HipHop-Hooray - Interview mit Jeannette Petri
Stefanie Denkert

AVIVA Berlin sprach mit Jeannette Petri, der HipHop-Aktivistin und Herausgeberin des "Anattitude Magazine", über die neueste Ausgabe des HipHop-Zines, Frauen im HipHop und ihre spannende Fotografie.




HipHop is what she came to represent:
Jeannette Petri (geb. 1974) ist seit vielen Jahren in der HipHop-Szene als Autorin, Filmemacherin, Fotografin, DJane und Herausgeberin des internationalen "Anattitude Magazine" unterwegs. Sie kommt ursprünglich aus Frankfurt am Main und lebt momentan in Brüssel und Paris.

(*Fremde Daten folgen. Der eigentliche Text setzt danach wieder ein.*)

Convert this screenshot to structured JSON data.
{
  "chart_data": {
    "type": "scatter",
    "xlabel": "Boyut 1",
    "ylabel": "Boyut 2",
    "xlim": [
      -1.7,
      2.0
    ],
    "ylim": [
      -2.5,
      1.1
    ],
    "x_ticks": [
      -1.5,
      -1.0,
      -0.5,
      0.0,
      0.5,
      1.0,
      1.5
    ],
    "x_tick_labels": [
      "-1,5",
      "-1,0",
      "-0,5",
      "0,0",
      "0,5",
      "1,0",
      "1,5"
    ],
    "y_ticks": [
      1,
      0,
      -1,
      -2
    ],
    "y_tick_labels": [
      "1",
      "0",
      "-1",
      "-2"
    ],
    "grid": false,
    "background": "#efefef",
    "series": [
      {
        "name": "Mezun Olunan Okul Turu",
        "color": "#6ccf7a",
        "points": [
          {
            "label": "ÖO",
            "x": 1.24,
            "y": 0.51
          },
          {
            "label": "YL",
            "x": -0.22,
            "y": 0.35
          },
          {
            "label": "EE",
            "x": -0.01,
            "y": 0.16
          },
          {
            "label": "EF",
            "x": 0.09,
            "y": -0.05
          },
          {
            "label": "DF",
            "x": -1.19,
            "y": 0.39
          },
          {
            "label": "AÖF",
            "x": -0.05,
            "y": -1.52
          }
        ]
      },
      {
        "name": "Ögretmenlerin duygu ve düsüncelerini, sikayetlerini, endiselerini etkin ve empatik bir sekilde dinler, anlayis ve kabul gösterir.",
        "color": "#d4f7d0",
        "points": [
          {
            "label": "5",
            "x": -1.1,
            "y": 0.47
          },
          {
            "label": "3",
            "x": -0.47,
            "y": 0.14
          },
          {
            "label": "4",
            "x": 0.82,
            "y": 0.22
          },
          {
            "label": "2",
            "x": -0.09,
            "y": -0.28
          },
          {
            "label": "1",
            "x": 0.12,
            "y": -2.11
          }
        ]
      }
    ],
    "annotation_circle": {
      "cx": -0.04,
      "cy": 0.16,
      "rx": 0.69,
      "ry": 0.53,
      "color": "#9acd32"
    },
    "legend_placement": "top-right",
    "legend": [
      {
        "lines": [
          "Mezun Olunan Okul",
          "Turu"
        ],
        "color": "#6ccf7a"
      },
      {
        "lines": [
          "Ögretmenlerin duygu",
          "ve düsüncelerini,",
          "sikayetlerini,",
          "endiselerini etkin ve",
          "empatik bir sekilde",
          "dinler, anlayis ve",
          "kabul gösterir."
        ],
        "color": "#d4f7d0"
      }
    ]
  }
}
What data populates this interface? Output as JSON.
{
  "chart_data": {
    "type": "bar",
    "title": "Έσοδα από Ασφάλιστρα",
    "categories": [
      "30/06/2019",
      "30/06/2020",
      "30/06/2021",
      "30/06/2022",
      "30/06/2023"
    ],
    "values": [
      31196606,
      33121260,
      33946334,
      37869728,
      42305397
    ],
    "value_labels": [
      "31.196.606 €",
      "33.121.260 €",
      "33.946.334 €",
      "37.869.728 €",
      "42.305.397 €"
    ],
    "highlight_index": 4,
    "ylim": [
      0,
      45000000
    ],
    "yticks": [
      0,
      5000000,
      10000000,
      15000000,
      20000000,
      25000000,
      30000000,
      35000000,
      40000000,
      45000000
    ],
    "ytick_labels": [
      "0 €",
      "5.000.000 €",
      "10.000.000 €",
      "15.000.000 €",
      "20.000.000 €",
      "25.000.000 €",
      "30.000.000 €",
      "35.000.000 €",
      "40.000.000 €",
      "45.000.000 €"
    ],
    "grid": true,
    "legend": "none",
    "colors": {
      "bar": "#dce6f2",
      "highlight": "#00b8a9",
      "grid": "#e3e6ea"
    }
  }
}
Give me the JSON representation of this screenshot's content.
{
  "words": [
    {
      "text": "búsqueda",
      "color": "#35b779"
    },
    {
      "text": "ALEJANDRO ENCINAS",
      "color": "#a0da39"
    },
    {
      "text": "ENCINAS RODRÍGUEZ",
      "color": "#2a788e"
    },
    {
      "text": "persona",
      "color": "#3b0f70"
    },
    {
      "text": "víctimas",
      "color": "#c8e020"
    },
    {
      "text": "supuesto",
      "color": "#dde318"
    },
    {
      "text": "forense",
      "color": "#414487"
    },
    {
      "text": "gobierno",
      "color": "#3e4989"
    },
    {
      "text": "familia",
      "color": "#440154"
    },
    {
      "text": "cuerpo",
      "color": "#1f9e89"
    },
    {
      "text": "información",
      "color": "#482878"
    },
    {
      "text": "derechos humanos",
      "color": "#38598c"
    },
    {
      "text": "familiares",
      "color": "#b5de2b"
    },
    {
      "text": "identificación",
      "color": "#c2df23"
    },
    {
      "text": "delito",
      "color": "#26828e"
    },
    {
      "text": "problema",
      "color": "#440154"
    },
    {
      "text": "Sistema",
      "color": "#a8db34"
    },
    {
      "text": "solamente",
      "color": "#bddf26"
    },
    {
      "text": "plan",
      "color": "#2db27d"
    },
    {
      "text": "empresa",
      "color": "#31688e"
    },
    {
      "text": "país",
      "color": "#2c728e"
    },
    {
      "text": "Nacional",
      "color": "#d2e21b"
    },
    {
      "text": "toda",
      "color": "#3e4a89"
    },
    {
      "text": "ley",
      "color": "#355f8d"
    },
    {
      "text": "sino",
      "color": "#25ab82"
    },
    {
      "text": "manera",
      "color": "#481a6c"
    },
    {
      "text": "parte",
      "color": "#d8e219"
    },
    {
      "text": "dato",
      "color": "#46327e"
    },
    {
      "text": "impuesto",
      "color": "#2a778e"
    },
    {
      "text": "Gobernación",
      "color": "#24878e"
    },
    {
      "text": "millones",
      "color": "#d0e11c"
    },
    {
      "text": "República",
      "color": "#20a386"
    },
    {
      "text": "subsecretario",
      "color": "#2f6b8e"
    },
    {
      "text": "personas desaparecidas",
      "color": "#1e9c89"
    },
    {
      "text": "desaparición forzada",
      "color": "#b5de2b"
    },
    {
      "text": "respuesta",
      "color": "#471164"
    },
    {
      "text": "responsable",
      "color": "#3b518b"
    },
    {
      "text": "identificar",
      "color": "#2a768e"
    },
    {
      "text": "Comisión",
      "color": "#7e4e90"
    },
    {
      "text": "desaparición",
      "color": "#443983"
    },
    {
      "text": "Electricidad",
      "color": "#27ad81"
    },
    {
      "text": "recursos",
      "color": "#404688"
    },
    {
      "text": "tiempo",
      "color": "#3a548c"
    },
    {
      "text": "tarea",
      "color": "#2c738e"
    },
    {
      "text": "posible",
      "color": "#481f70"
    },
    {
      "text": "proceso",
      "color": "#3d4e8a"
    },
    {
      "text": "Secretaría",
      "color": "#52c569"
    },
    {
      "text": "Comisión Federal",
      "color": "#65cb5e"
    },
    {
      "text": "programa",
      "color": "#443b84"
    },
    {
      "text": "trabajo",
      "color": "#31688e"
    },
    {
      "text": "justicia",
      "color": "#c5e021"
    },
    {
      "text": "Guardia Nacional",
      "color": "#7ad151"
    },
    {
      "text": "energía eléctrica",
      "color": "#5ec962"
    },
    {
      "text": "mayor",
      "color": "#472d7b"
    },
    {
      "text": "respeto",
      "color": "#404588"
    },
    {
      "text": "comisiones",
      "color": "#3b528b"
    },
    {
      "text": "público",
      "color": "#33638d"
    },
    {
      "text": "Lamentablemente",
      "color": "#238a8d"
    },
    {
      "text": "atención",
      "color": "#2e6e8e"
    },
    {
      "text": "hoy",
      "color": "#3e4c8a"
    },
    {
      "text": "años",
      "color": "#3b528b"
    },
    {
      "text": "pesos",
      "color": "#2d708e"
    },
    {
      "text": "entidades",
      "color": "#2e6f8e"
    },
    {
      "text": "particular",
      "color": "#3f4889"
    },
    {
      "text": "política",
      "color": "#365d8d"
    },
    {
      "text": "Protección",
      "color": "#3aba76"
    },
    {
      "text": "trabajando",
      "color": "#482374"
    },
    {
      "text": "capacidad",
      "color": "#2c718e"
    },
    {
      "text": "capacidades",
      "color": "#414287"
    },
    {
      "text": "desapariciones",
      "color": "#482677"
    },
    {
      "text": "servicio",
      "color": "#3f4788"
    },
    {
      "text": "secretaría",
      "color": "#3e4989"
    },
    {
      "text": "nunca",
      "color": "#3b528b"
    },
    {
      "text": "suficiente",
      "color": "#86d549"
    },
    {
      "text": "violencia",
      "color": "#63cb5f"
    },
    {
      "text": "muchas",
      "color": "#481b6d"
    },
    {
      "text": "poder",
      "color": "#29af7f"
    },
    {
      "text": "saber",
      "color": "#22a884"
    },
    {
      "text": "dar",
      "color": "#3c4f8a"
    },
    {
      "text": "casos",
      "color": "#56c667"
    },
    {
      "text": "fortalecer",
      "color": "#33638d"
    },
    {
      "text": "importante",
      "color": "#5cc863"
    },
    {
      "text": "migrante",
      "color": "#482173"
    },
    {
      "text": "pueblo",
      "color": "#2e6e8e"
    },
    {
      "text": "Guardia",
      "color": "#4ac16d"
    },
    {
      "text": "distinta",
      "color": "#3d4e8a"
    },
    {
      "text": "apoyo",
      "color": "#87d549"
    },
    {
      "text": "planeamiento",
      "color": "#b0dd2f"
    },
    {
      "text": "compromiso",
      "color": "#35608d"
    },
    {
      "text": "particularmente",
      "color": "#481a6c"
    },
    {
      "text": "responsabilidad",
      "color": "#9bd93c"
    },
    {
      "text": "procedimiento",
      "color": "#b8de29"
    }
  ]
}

AVIVA-Berlin: Hallo Jeannette Petri! "Anattitude Magazine" ist gerade in der zweiten Ausgabe (mit der Pariser HipHop-Szene als Schwerpunkt) erschienen. Kannst Du uns ein wenig über das "Anattitude Magazine" erzählen: Was bedeutet der Titel, was war Deine Motivation dafür, was sind Deine Themen und wer arbeitet noch daran mit?
Jeannette Petri: Hallo Aviva! Anattitude Magazine ist ein internationales HipHop Magazine. Anattitude präsentiert HipHop-Ladies mit Attitude. Anattitude ist Attitude, AM nimmt eine Attitude, eine Haltung im HipHop und Leben ein und repräsentiert sie. Neben den traditionellen Elementen Rap, Djing, Graff und Breakdance präsentiert AM History, Film, Fotografie und Fashion. Vorgestellt werden HipHop Aktivistinnen aus der ganzen Welt in ausführlichen Porträts – Interviews und Fotografien; Themen sind HipHop, Gender und Identität. AM ist aber auch eine Plattform und ein Netzwerk. Motivation für AM ist die Tatsache, dass aus welchen Gründen auch immer, internationale HipHop Magazine "male" sind, und das aber nicht die Realität darstellt. Momentan ist das Team von AM noch sehr klein, es besteht hauptsächlich aus mir und Freunden. Doch das Team wird sich schon mit der nächsten Issue vergrößern.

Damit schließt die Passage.